Suriye’deki savaş hakkında çok az bilinen bir gerçek bu savaşın bir milyondan fazla çiftçinin şehirlere göç etmesine neden olan, Suriye tarihi boyunca gerçekleşen en kurak dönemin sonunda başlamış olması. Pulitzer ödülü sahibi Thomas L. Friedman, yaşanan kuraklık ve iç savaş arasındaki ilişkiyle ilgili olarak Suriyeli mülteciler ve çiftçilerle yaptığı görüşmelerin sonunda, hali hazırda zor olan yaşam koşullarının topyekün savaş haline evrilmesinde bu kuraklığın öneminin yadsınamaz olduğu sonucuna varıyor. ‘Years of living dangerously’ adlı belgeselde, WikiLeaks’e sızdırılmış olan diplomatik yazışmalarda bu bağlantının varlığını ve Condoleezza Rice gibi üst düzey yetkililerin de bu durumun farkında olduğunu görüyoruz.

Ancak bir İslam Devleti kurma çabasının altında Suriye ve Irak’ta neden ve nasıl bir su savaşının var olduğunu açıklayacak başka birçok şey de yatıyor. Bölgenin kontrolünü ele geçirmek, karşı tarafı zor durumda bırakmak ve baskı altına almak amacıyla su şebekelerinin, özellikle bölgedeki hayatın bağlı olduğu su kanalları gibi stratejik noktaların, hem hükümet hem de muhalefet tarafından sürekli hedef seçilmesi bu bölgelerde yaşayan insanların durumunu daha da zorlaştırıyor. Nefeslerimizi tutmuş Kobane’de yaşananları takip ederken, İslam Devleti (İD) politikalarını bir de yürüttüğü su savaşları üzerinden incelemenin faydası olacaktır.

İslam Devleti’nin hidrolojik kontrolü 2013 yılında Suriye’nin en büyük hidroelektrik barajı olan Tabqa Barajı’nı ele geçirmesiyle başladı. Cumhurbaşkanı Beşar Esad kuvvetleri tarafından, isyancıların kontrolündeki bölgelere olan elektrik arzı, bölgedeki halkı ayaklanmaya karşı çevirmek amacıyla sistematik olarak engelleniyordu. Tabqa Barajı 40 yıldan uzun süre önce Rusya’nın yardımıyla, Suriye’nin enerji üretiminde kendine yeterli olması söylemi ile inşa edilmişti. Bu barajın arkasında, özellikle Halep bölgesindeki milyonlarca Suriyeliye içme suyu ve çiftçilere sulama kaynağı olan Esad Gölü bulunuyor. İslam Devleti barajı ele geçirdikten sonra, kontrolü altında olan bölgelere azami elektrik arzını sağlamak ve yerel halkın desteğini kazanmak amacıyla taşkın kapaklarını açtı. Bunun sonucunda Esad Gölü’ndeki su seviyesi, Mayıs ayı rekorunu kırarak, altı metre azaldı. Bu durum Halep bölgesinde şiddetli su kesintilerinin yaşanmasına neden oldu ve bölgede zaten çetin olan yaşama koşulları daha da zorlaştı.

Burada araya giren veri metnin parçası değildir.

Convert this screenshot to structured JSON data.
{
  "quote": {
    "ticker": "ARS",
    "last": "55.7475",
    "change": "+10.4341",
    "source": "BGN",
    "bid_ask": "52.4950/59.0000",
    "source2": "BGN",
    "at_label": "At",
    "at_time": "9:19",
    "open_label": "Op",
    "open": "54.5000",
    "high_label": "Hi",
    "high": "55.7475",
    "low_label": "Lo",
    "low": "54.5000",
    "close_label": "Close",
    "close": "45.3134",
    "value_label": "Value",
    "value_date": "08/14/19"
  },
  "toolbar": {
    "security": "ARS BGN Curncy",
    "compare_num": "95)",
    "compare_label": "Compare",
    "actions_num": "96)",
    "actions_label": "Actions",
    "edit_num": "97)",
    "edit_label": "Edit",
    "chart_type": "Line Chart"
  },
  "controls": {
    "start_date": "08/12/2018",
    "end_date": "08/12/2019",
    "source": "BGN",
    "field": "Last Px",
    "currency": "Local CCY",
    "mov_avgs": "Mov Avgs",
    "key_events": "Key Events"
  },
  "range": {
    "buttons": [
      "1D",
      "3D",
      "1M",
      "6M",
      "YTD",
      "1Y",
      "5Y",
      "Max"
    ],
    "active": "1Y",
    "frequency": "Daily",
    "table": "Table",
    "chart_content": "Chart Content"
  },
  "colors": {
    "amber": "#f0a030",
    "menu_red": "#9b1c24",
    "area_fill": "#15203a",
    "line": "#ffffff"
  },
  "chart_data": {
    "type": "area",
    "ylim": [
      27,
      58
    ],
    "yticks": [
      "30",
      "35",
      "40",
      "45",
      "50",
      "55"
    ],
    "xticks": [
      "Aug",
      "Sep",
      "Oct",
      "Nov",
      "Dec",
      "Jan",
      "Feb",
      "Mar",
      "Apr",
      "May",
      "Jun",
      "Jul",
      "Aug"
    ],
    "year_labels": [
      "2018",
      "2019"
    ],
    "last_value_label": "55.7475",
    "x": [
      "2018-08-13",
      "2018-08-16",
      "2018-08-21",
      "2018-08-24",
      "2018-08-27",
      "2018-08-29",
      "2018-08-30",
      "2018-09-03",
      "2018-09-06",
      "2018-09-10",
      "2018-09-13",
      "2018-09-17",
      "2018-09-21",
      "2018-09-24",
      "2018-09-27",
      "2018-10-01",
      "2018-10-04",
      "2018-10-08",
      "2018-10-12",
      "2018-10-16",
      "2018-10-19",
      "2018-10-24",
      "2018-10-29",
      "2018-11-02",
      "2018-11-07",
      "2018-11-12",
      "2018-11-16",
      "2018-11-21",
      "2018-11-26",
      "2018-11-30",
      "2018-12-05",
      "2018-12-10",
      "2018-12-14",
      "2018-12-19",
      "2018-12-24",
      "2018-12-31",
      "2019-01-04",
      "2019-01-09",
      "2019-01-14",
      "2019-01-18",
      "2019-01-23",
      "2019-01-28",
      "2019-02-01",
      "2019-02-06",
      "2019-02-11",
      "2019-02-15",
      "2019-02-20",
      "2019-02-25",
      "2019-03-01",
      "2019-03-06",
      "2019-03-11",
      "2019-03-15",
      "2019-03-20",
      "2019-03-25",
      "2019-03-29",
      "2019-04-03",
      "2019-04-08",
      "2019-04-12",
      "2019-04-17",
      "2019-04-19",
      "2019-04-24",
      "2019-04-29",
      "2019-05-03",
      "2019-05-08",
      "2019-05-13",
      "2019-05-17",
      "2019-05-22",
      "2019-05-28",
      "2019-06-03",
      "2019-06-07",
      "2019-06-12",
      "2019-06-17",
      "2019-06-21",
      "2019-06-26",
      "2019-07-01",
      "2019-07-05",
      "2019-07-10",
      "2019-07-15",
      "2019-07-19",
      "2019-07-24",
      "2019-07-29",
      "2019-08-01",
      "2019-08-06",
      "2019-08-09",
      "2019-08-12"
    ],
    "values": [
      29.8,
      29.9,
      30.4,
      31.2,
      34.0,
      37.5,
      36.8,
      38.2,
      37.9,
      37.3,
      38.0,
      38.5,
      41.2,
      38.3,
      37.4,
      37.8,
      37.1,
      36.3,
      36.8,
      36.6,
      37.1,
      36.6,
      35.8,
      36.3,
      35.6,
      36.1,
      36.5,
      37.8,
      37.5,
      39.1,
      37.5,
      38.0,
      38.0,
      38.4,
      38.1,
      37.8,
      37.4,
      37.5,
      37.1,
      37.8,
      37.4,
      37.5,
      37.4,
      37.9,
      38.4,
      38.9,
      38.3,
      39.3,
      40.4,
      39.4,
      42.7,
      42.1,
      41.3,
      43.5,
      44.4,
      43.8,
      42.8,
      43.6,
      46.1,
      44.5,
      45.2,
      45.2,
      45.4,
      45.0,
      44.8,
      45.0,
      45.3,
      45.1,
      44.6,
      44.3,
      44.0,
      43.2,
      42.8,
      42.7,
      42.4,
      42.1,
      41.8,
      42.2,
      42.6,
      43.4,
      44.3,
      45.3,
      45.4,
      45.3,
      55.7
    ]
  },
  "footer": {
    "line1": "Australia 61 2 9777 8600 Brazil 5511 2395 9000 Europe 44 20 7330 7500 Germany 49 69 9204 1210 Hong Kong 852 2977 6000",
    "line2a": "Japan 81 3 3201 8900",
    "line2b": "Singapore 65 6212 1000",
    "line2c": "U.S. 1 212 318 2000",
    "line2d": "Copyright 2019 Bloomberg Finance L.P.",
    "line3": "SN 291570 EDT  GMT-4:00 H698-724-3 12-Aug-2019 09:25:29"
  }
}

Dicle ve Fırat Nehirlerinin suyu üzerindeki kavga yeni değil. Dicle ve Fırat, büyük ölçekli sulama için kullanılan ilk nehirler ve o dönemde ‘Bereketli Hilal’ olarak bilinen bölgede yer alıyorlardı. M.Ö. 1720 ve 1684 yılları arasındaki bir tarihte, Hammurabi’nin torunu Abī-Ešuḫ Babil’in bağımsızlığını ilan etme amacıyla Dicle Nehri’ni -çektiği set ile- askeri bir silah olarak kullandı. Fırat Nehri’nin ise M.Ö. 2400’lü yıllardan itibaren askeri amaçlarla kullanıldığını, Sümer şehir devletleri olan Umma ve Girsu arasındaki çatışmalarda Umma Kralı’nın düzenli olarak Fırat Nehri’nin aşağısında yer alan Girsu şehrinin sulama kanallarına su akışını engellediğini biliyoruz.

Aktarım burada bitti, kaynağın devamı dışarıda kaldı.